Charles Irons, professor of history and chair of the History and Geography Department, detailed the victims’ stories. Two of the lynchings have connections to Elon, thoroughly detailed in the Committee on History and Memory’s Fall 2020 report, which Irons led.

  • Wyatt Outlaw was the first Black person elected as town commissioner and constable of nearby Graham, N.C., and a statewide symbol of biracial democracy. He “was an extraordinary leader and as prominent as any Alamance County produced,” Irons said, with ties to Elon University through his white slave-owner father, Chelsey Faucette, a trustee of Elon forebear The Graham Institute. After fighting off a Ku Klux Klan and Constitutional Union Guard raid in 1869, Outlaw was dragged from his home on Feb. 26, 1870, and hung from a tree near the Graham courthouse. J.A. Long — brother of Elon’s first president, William S. Long — founded Alamance County’s Constitutional Union Guard, a branch of the KKK.
  • William Puryear was lynched shortly after Outlaw because he claimed to be able to identify members of the masked party involved in that murder. He was dragged from his home, killed, and his body left in a mill pond where his remains were found three months later. His wife was only able to identify him by his clothing.
  • John Jeffress was killed by a mob in 1920 after being accused of a sexual assault.

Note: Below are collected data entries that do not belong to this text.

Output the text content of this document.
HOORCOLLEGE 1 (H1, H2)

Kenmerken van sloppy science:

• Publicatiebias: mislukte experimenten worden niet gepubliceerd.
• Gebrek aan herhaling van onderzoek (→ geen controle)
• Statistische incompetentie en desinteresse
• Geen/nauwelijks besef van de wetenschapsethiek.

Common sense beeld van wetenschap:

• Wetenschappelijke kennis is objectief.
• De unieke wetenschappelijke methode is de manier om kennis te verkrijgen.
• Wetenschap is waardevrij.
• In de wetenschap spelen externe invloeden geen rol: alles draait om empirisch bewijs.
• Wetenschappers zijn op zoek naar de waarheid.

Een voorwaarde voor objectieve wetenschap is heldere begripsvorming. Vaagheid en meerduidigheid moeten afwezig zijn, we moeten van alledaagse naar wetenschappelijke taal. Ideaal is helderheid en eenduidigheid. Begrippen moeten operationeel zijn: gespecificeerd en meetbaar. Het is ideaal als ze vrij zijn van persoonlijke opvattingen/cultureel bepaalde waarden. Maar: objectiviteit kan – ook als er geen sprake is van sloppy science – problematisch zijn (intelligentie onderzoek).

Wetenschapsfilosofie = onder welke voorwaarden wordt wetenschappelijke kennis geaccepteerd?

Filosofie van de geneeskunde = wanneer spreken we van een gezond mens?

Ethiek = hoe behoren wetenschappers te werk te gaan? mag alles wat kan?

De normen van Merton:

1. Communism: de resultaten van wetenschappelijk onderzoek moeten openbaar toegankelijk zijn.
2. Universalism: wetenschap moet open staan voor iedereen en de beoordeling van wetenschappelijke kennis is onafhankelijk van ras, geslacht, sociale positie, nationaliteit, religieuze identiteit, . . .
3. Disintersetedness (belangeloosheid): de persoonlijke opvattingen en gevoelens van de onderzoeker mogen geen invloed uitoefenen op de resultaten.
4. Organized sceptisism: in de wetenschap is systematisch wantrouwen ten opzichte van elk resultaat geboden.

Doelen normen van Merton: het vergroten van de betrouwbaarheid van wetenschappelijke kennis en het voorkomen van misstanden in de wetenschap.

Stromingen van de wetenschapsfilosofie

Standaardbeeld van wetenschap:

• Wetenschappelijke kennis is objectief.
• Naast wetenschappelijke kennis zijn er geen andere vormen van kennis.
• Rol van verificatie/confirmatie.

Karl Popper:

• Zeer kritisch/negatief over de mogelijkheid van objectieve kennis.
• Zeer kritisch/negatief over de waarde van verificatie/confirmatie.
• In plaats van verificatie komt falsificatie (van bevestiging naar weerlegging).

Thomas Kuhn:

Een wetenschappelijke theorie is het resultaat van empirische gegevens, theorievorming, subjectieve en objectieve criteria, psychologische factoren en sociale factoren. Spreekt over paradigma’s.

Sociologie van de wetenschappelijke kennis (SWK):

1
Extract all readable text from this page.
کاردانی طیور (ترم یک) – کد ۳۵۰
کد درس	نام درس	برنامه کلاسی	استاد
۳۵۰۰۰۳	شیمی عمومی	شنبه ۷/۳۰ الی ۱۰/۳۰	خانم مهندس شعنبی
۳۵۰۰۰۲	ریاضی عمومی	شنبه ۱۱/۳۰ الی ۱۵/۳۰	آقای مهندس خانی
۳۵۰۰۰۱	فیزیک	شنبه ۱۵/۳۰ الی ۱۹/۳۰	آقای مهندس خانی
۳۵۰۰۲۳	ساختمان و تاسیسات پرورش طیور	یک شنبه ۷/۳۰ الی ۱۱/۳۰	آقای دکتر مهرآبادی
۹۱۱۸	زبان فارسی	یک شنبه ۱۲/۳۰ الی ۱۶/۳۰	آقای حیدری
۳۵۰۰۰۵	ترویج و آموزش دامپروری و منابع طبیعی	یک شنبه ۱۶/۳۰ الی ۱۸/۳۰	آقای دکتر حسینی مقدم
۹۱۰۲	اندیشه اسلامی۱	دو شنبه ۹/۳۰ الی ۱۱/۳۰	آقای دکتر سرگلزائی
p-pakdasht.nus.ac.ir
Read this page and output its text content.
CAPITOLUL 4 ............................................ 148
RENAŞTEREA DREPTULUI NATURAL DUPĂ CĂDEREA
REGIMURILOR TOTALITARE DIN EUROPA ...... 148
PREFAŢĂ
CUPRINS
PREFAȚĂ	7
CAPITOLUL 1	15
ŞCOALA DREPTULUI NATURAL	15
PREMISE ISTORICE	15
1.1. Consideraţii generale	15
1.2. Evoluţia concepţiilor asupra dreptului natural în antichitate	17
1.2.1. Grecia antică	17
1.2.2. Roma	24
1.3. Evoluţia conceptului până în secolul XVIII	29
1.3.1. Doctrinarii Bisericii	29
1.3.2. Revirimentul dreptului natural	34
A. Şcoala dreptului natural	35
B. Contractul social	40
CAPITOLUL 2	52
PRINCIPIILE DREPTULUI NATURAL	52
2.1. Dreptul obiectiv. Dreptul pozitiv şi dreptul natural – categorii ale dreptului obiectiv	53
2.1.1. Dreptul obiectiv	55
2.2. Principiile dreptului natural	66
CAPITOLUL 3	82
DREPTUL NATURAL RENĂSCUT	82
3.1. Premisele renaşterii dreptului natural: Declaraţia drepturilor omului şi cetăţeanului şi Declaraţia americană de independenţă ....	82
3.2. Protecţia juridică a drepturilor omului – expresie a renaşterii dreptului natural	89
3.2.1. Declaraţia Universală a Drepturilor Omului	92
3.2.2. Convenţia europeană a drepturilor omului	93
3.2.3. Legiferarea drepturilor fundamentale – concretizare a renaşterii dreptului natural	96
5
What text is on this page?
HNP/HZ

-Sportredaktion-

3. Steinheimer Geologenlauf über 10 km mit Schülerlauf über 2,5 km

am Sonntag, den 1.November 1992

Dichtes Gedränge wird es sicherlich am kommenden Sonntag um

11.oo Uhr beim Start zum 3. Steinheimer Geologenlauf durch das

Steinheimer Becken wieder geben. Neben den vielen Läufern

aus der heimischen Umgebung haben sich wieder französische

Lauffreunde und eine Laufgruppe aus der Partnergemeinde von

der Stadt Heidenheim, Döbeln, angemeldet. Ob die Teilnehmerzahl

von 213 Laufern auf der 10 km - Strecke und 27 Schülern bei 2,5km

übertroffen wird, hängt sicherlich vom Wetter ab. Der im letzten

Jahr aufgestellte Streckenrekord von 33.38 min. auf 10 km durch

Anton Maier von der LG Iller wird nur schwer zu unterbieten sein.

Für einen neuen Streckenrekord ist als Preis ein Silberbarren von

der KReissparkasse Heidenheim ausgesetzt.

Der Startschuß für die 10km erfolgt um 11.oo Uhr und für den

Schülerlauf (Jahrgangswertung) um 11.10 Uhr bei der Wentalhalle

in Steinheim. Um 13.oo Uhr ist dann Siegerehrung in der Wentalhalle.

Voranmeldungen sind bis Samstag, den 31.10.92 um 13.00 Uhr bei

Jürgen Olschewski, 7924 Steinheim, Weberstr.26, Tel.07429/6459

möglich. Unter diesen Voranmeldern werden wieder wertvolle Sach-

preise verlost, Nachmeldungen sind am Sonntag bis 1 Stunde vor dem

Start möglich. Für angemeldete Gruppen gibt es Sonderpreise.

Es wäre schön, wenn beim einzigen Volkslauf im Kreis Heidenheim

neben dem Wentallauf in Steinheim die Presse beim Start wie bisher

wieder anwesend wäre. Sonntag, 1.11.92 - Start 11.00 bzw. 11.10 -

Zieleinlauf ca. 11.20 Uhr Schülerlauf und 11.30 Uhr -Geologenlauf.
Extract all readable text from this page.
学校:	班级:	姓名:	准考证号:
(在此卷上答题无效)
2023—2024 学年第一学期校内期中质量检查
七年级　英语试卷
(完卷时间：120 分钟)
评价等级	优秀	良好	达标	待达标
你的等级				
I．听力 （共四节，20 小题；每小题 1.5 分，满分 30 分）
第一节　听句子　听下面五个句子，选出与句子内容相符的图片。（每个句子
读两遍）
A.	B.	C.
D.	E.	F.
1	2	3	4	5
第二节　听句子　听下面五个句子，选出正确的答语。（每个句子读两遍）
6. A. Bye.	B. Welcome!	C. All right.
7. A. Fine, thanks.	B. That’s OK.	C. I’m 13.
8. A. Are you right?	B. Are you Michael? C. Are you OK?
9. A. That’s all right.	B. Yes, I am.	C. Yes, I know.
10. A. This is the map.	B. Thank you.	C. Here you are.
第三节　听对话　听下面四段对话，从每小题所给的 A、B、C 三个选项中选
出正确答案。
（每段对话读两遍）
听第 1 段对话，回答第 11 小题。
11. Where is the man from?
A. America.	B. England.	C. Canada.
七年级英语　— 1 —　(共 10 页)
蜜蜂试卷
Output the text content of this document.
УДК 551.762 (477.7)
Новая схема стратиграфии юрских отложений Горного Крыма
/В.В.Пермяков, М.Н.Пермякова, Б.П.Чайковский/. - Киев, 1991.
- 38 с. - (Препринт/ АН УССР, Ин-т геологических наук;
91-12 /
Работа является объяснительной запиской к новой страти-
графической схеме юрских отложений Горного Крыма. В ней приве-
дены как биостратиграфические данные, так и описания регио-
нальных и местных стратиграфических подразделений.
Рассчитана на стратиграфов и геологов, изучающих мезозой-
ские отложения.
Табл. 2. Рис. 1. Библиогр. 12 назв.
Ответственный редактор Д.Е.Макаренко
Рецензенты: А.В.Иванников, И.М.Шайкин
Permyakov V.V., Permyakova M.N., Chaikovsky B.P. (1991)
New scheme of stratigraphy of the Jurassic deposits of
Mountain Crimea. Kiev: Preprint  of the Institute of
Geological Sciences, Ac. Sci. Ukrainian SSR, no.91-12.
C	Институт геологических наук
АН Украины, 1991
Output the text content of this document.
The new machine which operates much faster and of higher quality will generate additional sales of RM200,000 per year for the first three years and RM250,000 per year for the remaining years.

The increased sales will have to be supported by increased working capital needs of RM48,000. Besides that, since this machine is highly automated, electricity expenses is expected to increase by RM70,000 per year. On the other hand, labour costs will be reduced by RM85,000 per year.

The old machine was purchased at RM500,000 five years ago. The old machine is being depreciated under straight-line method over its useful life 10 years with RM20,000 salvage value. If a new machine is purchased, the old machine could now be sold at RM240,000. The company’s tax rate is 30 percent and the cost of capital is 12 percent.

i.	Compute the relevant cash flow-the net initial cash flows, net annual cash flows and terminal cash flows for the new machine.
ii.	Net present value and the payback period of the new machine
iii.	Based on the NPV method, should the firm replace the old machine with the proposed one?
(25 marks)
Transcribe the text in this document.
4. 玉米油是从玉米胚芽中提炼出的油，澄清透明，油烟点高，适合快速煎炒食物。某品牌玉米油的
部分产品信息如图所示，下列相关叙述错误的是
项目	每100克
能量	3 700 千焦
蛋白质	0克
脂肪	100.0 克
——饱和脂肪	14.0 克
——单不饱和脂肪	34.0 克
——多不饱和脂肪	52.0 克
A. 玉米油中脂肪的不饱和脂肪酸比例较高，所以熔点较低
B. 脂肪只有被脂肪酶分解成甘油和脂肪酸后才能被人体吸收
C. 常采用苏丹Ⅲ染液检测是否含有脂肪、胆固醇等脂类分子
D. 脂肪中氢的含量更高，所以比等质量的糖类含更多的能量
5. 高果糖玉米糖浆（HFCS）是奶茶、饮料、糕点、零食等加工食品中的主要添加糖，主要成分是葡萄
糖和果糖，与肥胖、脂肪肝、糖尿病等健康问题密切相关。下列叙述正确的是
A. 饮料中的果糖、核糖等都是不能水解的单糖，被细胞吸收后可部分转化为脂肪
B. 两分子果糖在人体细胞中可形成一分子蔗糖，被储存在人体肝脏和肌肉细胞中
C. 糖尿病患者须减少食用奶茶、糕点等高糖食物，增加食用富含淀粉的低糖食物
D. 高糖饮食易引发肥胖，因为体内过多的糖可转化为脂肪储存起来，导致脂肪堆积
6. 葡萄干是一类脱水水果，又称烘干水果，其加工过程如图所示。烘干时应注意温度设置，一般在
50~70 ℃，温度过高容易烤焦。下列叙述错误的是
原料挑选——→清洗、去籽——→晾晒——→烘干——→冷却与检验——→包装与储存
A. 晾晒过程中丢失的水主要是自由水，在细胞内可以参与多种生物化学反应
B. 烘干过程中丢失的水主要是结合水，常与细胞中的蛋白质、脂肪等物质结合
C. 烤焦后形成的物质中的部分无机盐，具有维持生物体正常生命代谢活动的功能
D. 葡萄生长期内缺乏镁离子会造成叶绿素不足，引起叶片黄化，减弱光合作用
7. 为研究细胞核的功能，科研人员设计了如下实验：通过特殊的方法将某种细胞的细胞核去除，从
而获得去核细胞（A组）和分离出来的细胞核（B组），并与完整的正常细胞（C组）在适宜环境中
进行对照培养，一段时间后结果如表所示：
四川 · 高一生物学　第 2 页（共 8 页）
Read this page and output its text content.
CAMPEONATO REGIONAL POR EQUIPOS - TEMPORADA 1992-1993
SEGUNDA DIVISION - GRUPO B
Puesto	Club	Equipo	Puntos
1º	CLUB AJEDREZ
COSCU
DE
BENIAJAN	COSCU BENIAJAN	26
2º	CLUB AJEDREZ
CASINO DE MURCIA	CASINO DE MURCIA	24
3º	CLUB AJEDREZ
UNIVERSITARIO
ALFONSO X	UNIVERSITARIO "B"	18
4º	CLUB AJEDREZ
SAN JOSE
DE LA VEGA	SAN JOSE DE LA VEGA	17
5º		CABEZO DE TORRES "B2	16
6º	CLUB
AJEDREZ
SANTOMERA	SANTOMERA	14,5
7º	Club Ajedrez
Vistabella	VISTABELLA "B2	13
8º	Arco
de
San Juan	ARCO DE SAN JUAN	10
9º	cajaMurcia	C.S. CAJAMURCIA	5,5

Elon’s fourth president, William Harper, led the posse that arrested Jeffress and worked with a judge to arrange a same-day capital trial. A second mob of armed white men seized Jeffress from custody and murdered him.

“We know that these murders are just the tip of the iceberg,” Irons said. “Racial violence goes deeper and broader (than lynchings and murders). The stories of violence against Blacks are many in Alamance County.”

LaShauna Austria, a member of Alamance County’s Community Remembrance Coalition, described stories of brutality and violence against members of her family and the Black community in Alamance County as recently as a 2019 incident involving Burlington police.

“When we think about the Alamance Remembrance Coalition, we want to speak to these three individuals but also be aware that there’s still a lot of terrorism and violence happening to Black bodies right here in our community,” Austria said.

The coalition is working with the Equal Justice Initiative in Montgomery, Alabama, to memorialize Alamance County’s lynchings in its national museum and monument, said fellow coalition member Loy Campbell.

Elon Law School Assistant Professor Amanda Elyse outlined numerous ways America’s criminal justice system disenfranchises and discriminates against Black citizens. Black Americans’ freedoms of speech and assembly are often curtailed and met with police resistance, their neighborhoods are policed more heavily, and they are more often subject to illegal searches and seizures, Elyse said. Juries are more likely to be biased against Black defendants, leading to higher rates of incarceration.

“You hear people call it a broken system,” Elyse said, “but that’s just the system established by white men in support of white supremacy working as it was intended to. Change is going to have to be radical.”

To spur those changes, Jean said the campus community needs to focus on “transforming higher education policies to redistribute power, wealth, access and address historical wrongs.”

“To our Black students, I would say: Be steadfast, be hopeful, be in community, and be unapologetic in wanting to dismantle racist institutions,” Jean said.

Cherrel Miller Dyce, associate professor of education and director of intercultural education, and John Robinson-Miller IV, CREDE assistant director, led a session afterward for students about the discussion.

The panel was part of CREDE’s Black History Month calendar of events. It was sponsored by numerous centers, departments and programs including: African and African-American Studies, Poverty and Social Justice Studies, the Department of History and Geography, CREDE, the Department of Sociology and Anthropology, American Studies, the Truitt Center, Peace and Conflict Studies, and Criminal Justice Studies.